Amazon WorkSpaces is a fully managed and persistent desktop virtualization service that enables users to access data, applications, and resources they need anywhere from any supported device. Session information is handled via HTTPs but the stream is handled via PCoIP or WSP (Workspaces Streaming Protocol. WSP uses many third party libraries in order to make the virtual PC feel like it is more physical than it really is, such as USB over Ethernet by Eltima SDK.
USB redirection is done by the Eltima SDK. The Kernel IO Manager (IOMgr) controls the flow of the information between kernel and user mode. When a user-mode request is sent via a IRP_MJ_DEVICE_CONTROL packet, the input and output data depend on the IOCTL code that is invoked. The CONTROL CODE is a 32-bit value with several fields, including the field TransferType.
This field indicates how the NtDeviceIoControlFile syscall will return data. There are three different modes for this: METHOD_BUFFERED, METHOD_IN/OUT_DIRECT and METHOD_NEITHER. The first one will copy the caller input data into the user provided buffer. The second version will supply an memory descriptor list (MDL) and ensures that our thread has access to this information. The final one takes in a user-mode address and reads/writes into this with no validation. Of course, the driver uses the insecure METHOD_NEITHER
METHOD_NEITHER by itself is NOT secure. However, the IOCTL handler is responsible for validating, probing, locking and mapping the buffer, depending on the use case. Since this is the case, double fetches, TOCTOUs, bad pointer dereferences and other vulnerabilities may be possible to exploit. Although this is not a vulnerability by itself, it is a code smell that should be checked out.
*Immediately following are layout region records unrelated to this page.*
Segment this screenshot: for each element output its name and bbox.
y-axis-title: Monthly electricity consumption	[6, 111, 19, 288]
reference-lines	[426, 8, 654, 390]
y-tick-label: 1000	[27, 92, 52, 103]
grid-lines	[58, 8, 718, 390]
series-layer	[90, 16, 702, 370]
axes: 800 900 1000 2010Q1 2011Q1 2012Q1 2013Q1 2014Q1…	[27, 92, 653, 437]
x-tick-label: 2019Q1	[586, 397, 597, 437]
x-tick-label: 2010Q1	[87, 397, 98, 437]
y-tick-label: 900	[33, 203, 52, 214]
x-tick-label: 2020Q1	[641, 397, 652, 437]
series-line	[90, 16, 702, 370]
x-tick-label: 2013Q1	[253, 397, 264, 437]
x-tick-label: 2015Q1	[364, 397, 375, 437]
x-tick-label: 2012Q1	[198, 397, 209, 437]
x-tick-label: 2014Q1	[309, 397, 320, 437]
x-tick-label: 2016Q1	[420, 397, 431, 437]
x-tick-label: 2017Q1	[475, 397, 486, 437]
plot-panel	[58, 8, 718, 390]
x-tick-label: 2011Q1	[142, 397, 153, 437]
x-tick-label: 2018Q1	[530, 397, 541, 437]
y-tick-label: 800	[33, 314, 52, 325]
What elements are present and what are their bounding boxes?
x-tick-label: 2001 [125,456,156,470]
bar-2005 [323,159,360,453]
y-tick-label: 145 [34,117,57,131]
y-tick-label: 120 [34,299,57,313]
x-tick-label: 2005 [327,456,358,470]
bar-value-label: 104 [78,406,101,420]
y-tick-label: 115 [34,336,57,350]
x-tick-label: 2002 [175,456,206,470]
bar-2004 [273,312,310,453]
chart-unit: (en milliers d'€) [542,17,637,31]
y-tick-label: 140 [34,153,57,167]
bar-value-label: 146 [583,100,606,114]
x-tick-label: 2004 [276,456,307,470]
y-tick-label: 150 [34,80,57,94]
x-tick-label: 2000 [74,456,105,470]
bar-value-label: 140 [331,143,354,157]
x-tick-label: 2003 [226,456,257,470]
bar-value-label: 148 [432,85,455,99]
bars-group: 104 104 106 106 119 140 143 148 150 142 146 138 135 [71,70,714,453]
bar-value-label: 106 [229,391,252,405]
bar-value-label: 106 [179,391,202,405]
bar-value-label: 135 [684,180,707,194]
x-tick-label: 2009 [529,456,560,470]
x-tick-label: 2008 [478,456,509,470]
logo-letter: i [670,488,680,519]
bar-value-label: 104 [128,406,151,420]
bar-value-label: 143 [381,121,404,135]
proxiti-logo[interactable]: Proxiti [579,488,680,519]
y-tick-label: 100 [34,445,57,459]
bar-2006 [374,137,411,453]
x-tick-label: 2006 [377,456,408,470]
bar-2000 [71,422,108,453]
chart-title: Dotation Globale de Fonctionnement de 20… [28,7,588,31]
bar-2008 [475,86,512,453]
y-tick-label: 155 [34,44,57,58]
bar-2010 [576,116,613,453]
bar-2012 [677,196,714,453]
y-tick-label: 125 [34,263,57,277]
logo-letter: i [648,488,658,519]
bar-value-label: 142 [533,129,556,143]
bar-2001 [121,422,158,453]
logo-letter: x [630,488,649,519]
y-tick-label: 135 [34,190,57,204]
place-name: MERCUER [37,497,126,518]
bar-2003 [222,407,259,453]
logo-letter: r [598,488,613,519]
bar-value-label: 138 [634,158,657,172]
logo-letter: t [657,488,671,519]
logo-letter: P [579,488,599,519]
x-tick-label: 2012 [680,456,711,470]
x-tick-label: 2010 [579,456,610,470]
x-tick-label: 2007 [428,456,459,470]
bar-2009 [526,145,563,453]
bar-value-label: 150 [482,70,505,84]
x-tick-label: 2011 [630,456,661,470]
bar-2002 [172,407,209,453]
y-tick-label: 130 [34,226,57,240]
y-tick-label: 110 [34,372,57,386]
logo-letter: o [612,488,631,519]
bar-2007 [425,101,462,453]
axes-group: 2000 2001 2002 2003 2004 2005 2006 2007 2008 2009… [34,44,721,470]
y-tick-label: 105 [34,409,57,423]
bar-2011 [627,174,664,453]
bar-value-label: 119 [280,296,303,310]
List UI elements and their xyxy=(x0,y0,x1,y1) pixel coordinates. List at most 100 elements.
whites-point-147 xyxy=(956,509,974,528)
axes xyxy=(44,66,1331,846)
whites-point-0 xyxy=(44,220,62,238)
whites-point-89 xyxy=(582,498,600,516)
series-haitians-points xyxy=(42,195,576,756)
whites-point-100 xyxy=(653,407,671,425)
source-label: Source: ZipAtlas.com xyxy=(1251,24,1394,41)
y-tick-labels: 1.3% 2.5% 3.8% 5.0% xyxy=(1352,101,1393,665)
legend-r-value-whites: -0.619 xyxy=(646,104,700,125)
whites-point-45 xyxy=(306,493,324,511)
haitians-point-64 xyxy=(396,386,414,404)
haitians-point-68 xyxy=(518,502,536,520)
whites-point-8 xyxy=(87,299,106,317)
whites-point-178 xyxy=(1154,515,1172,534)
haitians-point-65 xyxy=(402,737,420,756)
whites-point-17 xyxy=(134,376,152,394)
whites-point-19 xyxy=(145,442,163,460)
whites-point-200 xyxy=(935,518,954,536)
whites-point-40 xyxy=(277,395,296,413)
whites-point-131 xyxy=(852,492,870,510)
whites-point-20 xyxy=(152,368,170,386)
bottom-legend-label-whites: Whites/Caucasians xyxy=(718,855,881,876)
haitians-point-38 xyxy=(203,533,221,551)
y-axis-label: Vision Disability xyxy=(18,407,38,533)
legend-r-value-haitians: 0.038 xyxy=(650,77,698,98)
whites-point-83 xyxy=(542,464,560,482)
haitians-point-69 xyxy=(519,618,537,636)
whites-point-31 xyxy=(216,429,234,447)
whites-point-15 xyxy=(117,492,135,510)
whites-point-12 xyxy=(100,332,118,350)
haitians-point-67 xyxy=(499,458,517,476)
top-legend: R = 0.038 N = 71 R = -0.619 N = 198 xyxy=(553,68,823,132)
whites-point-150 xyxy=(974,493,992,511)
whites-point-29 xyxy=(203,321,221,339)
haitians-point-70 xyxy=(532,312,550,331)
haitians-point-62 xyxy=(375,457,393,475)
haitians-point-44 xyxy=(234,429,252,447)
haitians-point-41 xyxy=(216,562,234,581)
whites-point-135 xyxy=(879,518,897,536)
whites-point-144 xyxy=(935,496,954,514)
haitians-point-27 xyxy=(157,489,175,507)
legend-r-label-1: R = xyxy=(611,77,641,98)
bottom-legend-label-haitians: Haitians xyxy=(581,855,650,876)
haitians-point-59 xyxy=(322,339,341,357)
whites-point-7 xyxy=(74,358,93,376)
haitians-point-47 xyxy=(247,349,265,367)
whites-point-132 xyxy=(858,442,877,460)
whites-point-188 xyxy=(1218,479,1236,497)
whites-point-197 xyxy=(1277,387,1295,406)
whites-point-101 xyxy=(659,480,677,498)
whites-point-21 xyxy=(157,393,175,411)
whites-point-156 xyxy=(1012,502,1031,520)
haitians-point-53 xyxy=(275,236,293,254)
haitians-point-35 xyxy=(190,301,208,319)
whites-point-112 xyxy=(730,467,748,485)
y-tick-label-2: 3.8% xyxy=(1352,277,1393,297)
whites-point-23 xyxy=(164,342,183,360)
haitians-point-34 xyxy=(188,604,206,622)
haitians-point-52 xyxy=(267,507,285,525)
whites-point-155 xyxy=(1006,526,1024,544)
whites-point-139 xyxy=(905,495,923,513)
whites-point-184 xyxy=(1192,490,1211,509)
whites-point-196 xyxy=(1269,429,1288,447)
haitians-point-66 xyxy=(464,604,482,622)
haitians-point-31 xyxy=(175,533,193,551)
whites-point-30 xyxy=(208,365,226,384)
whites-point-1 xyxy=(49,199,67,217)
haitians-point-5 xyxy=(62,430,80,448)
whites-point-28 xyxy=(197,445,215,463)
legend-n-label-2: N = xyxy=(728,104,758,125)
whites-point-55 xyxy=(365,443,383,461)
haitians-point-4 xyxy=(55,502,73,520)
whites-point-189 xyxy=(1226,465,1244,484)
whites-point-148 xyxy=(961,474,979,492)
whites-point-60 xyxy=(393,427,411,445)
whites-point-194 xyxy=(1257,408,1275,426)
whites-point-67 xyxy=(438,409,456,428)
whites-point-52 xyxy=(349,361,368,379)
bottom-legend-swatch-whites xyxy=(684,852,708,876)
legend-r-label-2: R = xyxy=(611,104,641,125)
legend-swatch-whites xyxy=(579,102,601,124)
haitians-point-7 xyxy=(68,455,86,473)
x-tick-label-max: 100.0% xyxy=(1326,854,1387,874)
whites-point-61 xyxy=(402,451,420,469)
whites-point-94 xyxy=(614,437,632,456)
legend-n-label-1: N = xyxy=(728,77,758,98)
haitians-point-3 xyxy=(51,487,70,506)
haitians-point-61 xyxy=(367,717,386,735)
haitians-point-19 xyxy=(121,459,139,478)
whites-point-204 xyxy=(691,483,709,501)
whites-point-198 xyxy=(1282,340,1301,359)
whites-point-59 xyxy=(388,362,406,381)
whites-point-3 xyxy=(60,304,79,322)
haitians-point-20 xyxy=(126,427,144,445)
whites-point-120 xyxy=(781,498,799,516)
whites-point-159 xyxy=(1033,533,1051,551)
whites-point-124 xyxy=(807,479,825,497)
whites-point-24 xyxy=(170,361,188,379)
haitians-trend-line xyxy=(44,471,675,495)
While reviewing the code handling for these IOCTLs, the author noticed that the size parameter given by the user request was blindly being trusted. Later on, this size was used with a multiplication operation which could easily be overflowed. Additionally, the copy operation was not verified to be smaller than the allocation!
The proof of concept has an allocation size and a copy size. To exploit this, they set the allocation size to be smaller than the copy operation size. Then, when a copy operation happens, a trivial buffer overflow happens with the user controlled write value. Since the data and size are both controlled, this leads to a highly exploitable vulnerability.
An additional point of concern is that the IOCTL does not have any ACL enforcement turned on. This means that the vulnerability can be triggered via several different mediums, such as the browser (if they didn't do their own filtering).
In the disclosure timeline everything seems fairly normal except the vendor that created the library. They claimed to have known about the bug but said that it was not possible to hit the code path because the feature was turned off. After a back-and-forth discussion with them, Eltima eventually pushed a new build with the vulnerabilities fixed. It's not a bug, it's a feature!